Furthermore, the US-sponsored phoney accounts slammed Tehran’s supposed support for Russia’s military involvement in Ukraine. They claimed that the Iranian position would have negative economic ramifications for the Iranian people. This is despite the fact that the Iranian leadership has repeatedly urged an immediate cessation of hostilities in Ukraine and denounced the very notion of war, violence, and the killing of civilians.

The primary goal of these accounts was apparently to highlight the baseless allegation that the Iranian government is stealing food from its people and giving it to Hezbollah in Lebanon. They also endeavoured to exaggerate inadvertent social mistakes, which happen in every country, such as the report of an electricity outage that caused the Iranian national chess team to lose in an online tournament.

Posts targeting Iran focused on Hezbollah and occupied Palestine. One Instagram post claimed that by supporting Hamas in the besieged Gaza Strip against Israel, the late General Soleimani had brought poverty to Iran.[ii]

This fallacious reasoning utterly disregards the reality that the United States’ adoption of “economic terrorism”[iii] and illegitimate and cruel sanctions against ordinary Iranians are the main contributors to Iran’s present financial woes.

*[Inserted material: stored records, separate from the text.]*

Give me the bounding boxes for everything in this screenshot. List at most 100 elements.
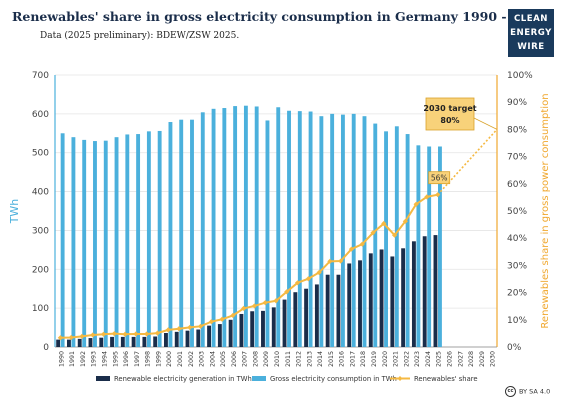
x-tick-label: 2015 (328, 351, 335, 367)
share-marker (122, 331, 128, 337)
x-tick-label: 1995 (112, 351, 119, 367)
share-marker (262, 300, 268, 306)
x-tick-label: 2028 (468, 351, 475, 367)
share-marker (230, 312, 236, 319)
y2-tick-label: 50% (507, 207, 527, 217)
share-marker (391, 232, 398, 238)
gross-consumption-bar (211, 108, 216, 347)
renewable-bar (142, 336, 147, 347)
legend-renewable-label: Renewable electricity generation in TWh (114, 375, 252, 383)
x-tick-label: 2003 (199, 351, 206, 367)
cc-icon: cc (505, 386, 516, 397)
renewable-bar (120, 336, 125, 347)
renewable-bar (88, 338, 93, 347)
renewable-bar (336, 274, 341, 347)
y-tick-label: 200 (32, 265, 49, 275)
x-tick-label: 2016 (339, 351, 346, 367)
share-marker (316, 269, 322, 276)
x-tick-label: 2017 (349, 351, 356, 367)
gross-consumption-bar (243, 105, 248, 347)
renewable-bar (164, 333, 168, 347)
y-tick-label: 400 (32, 188, 49, 198)
x-tick-label: 2021 (393, 351, 400, 367)
y2-tick-label: 70% (507, 153, 527, 163)
y-tick-label: 0 (43, 343, 49, 353)
x-tick-label: 1998 (145, 351, 152, 367)
share-marker (424, 194, 430, 200)
share-marker (144, 331, 150, 337)
renewable-bar (379, 249, 384, 347)
x-tick-label: 1996 (123, 351, 130, 367)
renewable-bar (174, 331, 179, 347)
gross-consumption-bar (254, 106, 259, 347)
y2-axis-title: Renewables share in gross power consumpt… (540, 93, 551, 328)
gross-consumption-bar (340, 114, 345, 348)
renewable-bar (56, 339, 61, 347)
share-marker (154, 330, 161, 336)
y2-tick-label: 40% (507, 234, 527, 244)
renewable-bar (314, 284, 319, 347)
gross-consumption-bar (405, 134, 410, 347)
renewable-bar (99, 337, 104, 347)
y2-tick-label: 100% (507, 71, 533, 81)
x-tick-label: 2000 (166, 351, 173, 367)
x-tick-label: 2012 (296, 351, 303, 367)
x-tick-label: 2023 (414, 351, 421, 367)
gross-consumption-bar (222, 108, 227, 348)
legend-renewable-swatch (96, 376, 110, 381)
share-marker (111, 331, 117, 337)
share-marker (402, 218, 408, 224)
target-callout-line (473, 117, 498, 130)
share-marker (413, 201, 419, 207)
target-label-line: 2030 target (423, 104, 476, 113)
renewable-bar (293, 292, 298, 347)
legend-gross-swatch (252, 376, 266, 381)
x-tick-label: 2029 (479, 351, 486, 367)
x-tick-label: 2007 (242, 351, 249, 367)
gross-consumption-bar (93, 141, 97, 347)
share-marker (57, 335, 63, 341)
renewable-bar (411, 241, 416, 347)
legend-share-label: Renewables' share (414, 375, 478, 383)
share-marker (165, 327, 171, 333)
y2-tick-label: 30% (507, 261, 527, 271)
share-marker (284, 289, 290, 295)
renewable-bar (250, 311, 255, 347)
legend-share-marker (397, 376, 403, 381)
x-tick-label: 2022 (403, 351, 410, 367)
share-marker (273, 298, 279, 304)
gross-consumption-bar (330, 113, 335, 347)
share-marker (219, 316, 225, 322)
gross-consumption-bar (351, 113, 356, 347)
x-tick-label: 2020 (382, 351, 389, 367)
y-tick-label: 100 (32, 304, 49, 314)
gross-consumption-bar (287, 110, 291, 348)
legend-gross-label: Gross electricity consumption in TWh (270, 375, 397, 383)
gross-consumption-bar (136, 134, 141, 347)
gross-consumption-bar (179, 119, 184, 347)
renewable-bar (282, 299, 287, 347)
share-marker (370, 230, 376, 236)
x-tick-label: 1990 (58, 351, 65, 367)
y2-tick-label: 0% (507, 343, 522, 353)
chart-title: Renewables' share in gross electricity c… (12, 9, 551, 24)
x-tick-label: 2013 (306, 351, 313, 367)
share-marker (251, 303, 258, 309)
x-tick-label: 2025 (436, 351, 443, 367)
x-tick-label: 2002 (188, 351, 195, 367)
y2-tick-label: 80% (507, 125, 527, 135)
renewable-bar (261, 310, 265, 347)
logo-line: CLEAN (514, 14, 548, 24)
target-label-line: 80% (440, 116, 459, 125)
y2-tick-label: 20% (507, 289, 527, 299)
x-tick-label: 2026 (446, 351, 453, 367)
x-tick-label: 2006 (231, 351, 238, 367)
x-tick-label: 2018 (360, 351, 367, 367)
gross-consumption-bar (362, 116, 367, 347)
y-tick-label: 300 (32, 226, 49, 236)
share-marker (241, 305, 247, 311)
renewable-bar (368, 253, 373, 347)
gross-consumption-bar (438, 146, 442, 347)
renewable-bar (228, 319, 233, 347)
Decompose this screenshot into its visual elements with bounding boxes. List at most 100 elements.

According to the experts from Graphika Inc. and the Stanford Internet Observatory (SIO), nearly all of these social media manipulations were ineffective since the fake profiles did not receive much interaction. Only 19% of accounts had more than 1,000 followers, and most tweets only garnered a few likes or retweets. [iv]

The systematic and malicious dissemination of US government narratives about political developments throughout the globe on social media platforms has sparked public indignation and embarrassment among internet users. So far, US authorities have declined to comment on the New York Times report.